Los estudiantes de interpretación —dos o tres por escena— hacen un remix de traducciones, incluyendo la de Antoine Vitez, porque el objetivo perseguido al elegir a Chejov es la interpretación interior —jeu intérieur— por sugerencia de los profesores. Aquí Markowicz pone el grito en el cielo preguntándose por el criterio que les guía para elegir la versión más conveniente. ¿El criterio del «yo, tal como soy, según mi vida»?, es decir, un enfoque de identificación más bien ingenua con el personaje. El traductor pide que transmita su «indignación» a los profesores, a los que acusa de ignorarlo todo del concepto de autoría de las versiones traducidas. La actriz alega que la escena o el pasaje elegido por los actores sirven de «material» para que éstos puedan vivir emociones intensas. Pretenden someter a prueba la interioridad del actor a través de Chejov, para ello se les pide que inventen un pasado ficticio al personaje, un recurso habitual de las escuelas de actores que al traductor enoja sobremanera. Según él, según Chejov, argumenta, no hay nada que inventar antes ni después ya que «todo está en el texto»:

Así que la traducción es un material de partida para qué, bueno, depende, para buscar emociones internas intensas, para ayudar a la actriz a construir su papel, un papel sin palabras, sin texto, sin idioma ya que, está claro, se sitúa en lo «sentido»…
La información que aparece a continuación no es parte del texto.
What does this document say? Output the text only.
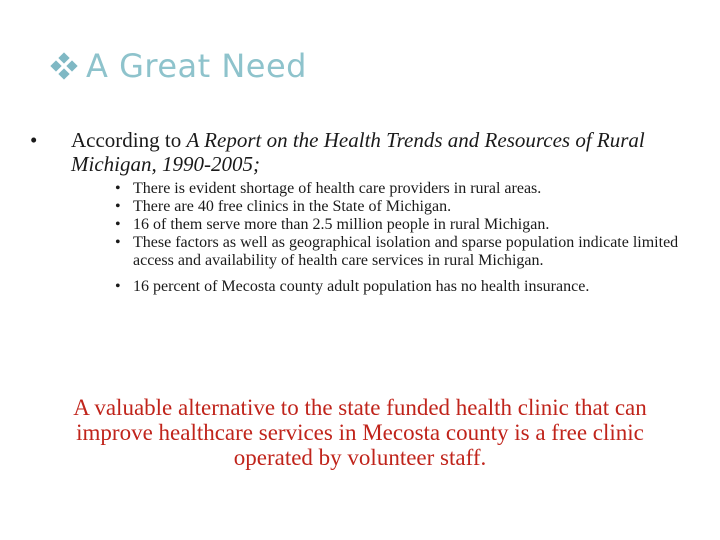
A Great Need
•	According to A Report on the Health Trends and Resources of Rural Michigan, 1990-2005;
• There is evident shortage of health care providers in rural areas.
• There are 40 free clinics in the State of Michigan.
• 16 of them serve more than 2.5 million people in rural Michigan.
• These factors as well as geographical isolation and sparse population indicate limited access and availability of health care services in rural Michigan.
• 16 percent of Mecosta county adult population has no health insurance.
A valuable alternative to the state funded health clinic that can improve healthcare services in Mecosta county is a free clinic operated by volunteer staff.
Es el berrinche de un traductor celoso de su trabajo de preparación y fijación del material, pero también algo más interesante: la forma de entender el teatro sustentado en el texto y en unos actores que lo encarnan con precisión contrasta con otra visión que separa teatro y palabra, donde ésta llega a ser en ocasiones un estorbo. La biografía de Roland Barthes, de Tiphaine Samoyault, se refería a la experiencia de actor de teatro clásico de un joven Barthes que enfatizaba la función dominante de la voz. Según él, el actor era prácticamente una voz y se sometía a la cadencia de la frase: era sobre todo, y por encima de todo lo demás, un texto. Los jóvenes actores buscan esas emociones intensas que expresarán corporalmente, lo cual es situarse en la posición contraria de Barthes o de Markowicz, quien parece haberse formado en esta escuela que santifica la palabra y considera el texto un fin en sí mismo. Critica que, para los profesores de la escuela de teatro, existe una entidad, «una idea absoluta llamada Nina» cuando es solo y únicamente texto y, por ende, el que él ha elaborado a partir del ruso. Está indicando también que incluso el traductor más creativo tiene un límite y éste lo dicta el texto original.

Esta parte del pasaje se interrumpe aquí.